Situated on the Akin Olugbade Street in an affluent Victorian Island area of Lagos, the shop borrows heavily from the African concept of design, ostentatious patterns and repetitive rhythms that dot the entire building in an enshroud of culture and identity.This is a purely luxurious space that will stock the World's Leading and Africa's leading fashion brands.
The project is the brainchild of Reni Folawiyo, a Nigerian Buisness woman who sort to bring the convergence of high end luxury fashion to Lagos. "Reni wanted to create an African-inspired store that would be a destination for clients in Nigeria but also for pan-African travelers," says Adjaye, describing Folawiyo's initial pitch, "one that would curate the incredible talent pool on the continent that's been invisible."

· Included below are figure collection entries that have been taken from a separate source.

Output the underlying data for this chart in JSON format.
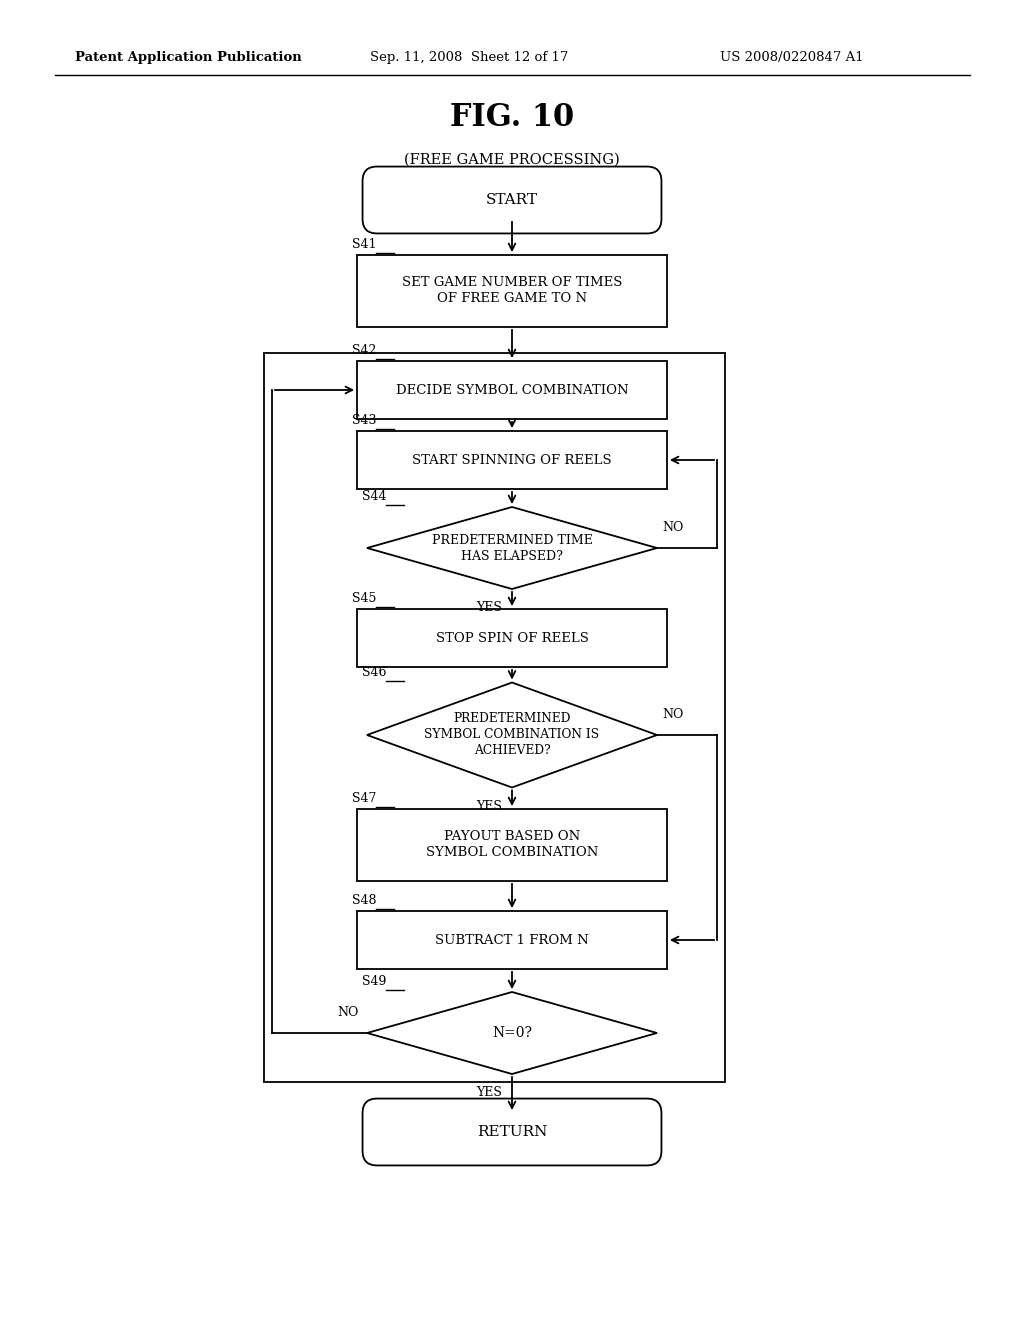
{
  "bg_color": "#ffffff",
  "header_left": "Patent Application Publication",
  "header_mid": "Sep. 11, 2008  Sheet 12 of 17",
  "header_right": "US 2008/0220847 A1",
  "fig_title": "FIG. 10",
  "fig_subtitle": "(FREE GAME PROCESSING)"
}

With the onslaught of annoying cliche and perspective to the African design language and influences, Adjaye perhaps approached this store design with caution, intent on not creating a signature bore of the "african" theme but rather a dialogue of the contemporary African experience, culture ansd identity. This is simply a project that is celebrating od design talent. " It is an architectural promenade through the different parts of the programme, culminating in a glazed roof top space - an art gallery and terrace - that visually connects back to the city."
With a nine metre high rectangular volume, the space is an elegiac tranquil volume, a space that offers some sort of sanctity and "respite from the frenetic energy of Lagos" Adjaye says. Folawiwo is perhaps the shops number one fan, and rightfully so. She sort Adjaye to create a store that celebrated above everything else, African design in architecture and culture. She has been a keen observer of the various dying trades within the continent and only knows too well the art of packaging a concept into something we can relate with as top quality.
"We haven't patronized our own craft enough," says Folawiyo. "If you put African craft into a contemporary context, people will covet it. But it must be presented spectacularly. That way we can love it again."